In 2025, El Salvador had the highest incarceration charge in the world, with roughly 1.7 % of its inhabitants in jail — roughly twice the charge of the subsequent highest nation, Cuba.
According to human rights organizations comparable to MOVIR, El Salvador’s youth are amongst the most critically impacted by the downstream results of mass incarceration, particularly when their caregivers are imprisoned.
“There is a very serious situation with children,” Ramirez mentioned. “There are many children who have been left without their parents, so those who used to provide for their basic needs are not there any more.”
As a end result, specialists say the affected children are experiencing psychological points.
“Anxiety issues in these children have increased,” mentioned a psychologist with Azul Originario, a nonprofit youth group primarily based in San Salvador.
The psychologist typically works with children whose parents have been kidnapped.
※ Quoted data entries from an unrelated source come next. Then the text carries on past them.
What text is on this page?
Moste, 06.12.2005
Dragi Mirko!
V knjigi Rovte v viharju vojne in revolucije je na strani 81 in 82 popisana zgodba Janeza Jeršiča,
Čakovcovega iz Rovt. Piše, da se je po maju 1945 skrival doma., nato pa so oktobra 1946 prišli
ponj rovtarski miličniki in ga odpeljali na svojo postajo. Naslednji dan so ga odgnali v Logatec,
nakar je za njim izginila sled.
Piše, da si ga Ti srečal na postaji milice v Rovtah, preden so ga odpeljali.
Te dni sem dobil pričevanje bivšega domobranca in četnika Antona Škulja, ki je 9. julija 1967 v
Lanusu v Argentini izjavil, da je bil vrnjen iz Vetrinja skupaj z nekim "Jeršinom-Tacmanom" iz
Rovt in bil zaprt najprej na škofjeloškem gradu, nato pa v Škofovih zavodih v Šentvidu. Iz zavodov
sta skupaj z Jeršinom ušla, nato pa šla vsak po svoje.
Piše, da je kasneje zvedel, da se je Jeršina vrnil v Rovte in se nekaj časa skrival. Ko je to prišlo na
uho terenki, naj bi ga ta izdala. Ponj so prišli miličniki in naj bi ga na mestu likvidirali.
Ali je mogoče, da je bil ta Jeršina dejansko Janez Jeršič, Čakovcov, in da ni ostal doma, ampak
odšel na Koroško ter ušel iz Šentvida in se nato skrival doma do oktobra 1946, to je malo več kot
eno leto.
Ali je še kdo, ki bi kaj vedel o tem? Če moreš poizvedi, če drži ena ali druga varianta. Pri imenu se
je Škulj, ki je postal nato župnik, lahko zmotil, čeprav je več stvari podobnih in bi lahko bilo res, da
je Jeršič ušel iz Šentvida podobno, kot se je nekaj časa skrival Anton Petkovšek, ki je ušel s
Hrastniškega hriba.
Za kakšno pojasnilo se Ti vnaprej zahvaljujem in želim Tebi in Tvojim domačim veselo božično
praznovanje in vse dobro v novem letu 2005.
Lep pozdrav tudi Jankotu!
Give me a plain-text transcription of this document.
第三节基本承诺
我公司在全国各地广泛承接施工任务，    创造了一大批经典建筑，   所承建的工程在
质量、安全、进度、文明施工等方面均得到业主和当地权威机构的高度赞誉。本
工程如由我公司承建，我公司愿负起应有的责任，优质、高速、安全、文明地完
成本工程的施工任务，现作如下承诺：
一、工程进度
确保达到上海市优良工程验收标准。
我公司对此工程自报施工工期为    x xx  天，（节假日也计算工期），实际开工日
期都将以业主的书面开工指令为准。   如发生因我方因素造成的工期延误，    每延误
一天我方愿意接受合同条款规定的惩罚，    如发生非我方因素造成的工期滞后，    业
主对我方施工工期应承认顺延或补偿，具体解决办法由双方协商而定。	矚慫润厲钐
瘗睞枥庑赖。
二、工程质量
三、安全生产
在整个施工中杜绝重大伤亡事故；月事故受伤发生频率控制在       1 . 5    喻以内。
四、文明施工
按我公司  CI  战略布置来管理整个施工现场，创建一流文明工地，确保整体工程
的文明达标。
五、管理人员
She requested to stay nameless for worry of reprisals, as NGO staff and important voices have been intimidated, surveilled and, in some instances, arrested under El Salvador’s state of exception.
“Sometimes they don’t want to do any physical activity or any studying,” she mentioned.
“They don’t want to spend time with other children or go outside. They’re afraid of authorities, because some of them experienced the authorities taking their parents away.”
At a latest demonstration close to San Salvador’s Cuscatlan Park, a number of households echoed these observations.
Among them was Fatima Gomez, 47, whose grownup son was arrested in 2022. He left behind two daughters, ages 10 and three.
With their mom working full-time, Gomez has been taking good care of the children. But she has observed the eldest daughter appears traumatized.
“When she sees soldiers and police, she starts crying and runs inside,” Gomez mentioned of the 10-year-old. “She says they are going to take all of us, too.”
Gomez had gathered with a crowd of women and men to demand the launch of their family members.
Clutched in Gomez’s arms is a blue printed poster, emblazoned together with her son’s face and a single phrase: “innocent.”
It flutters in a rush of wind from the passing visitors.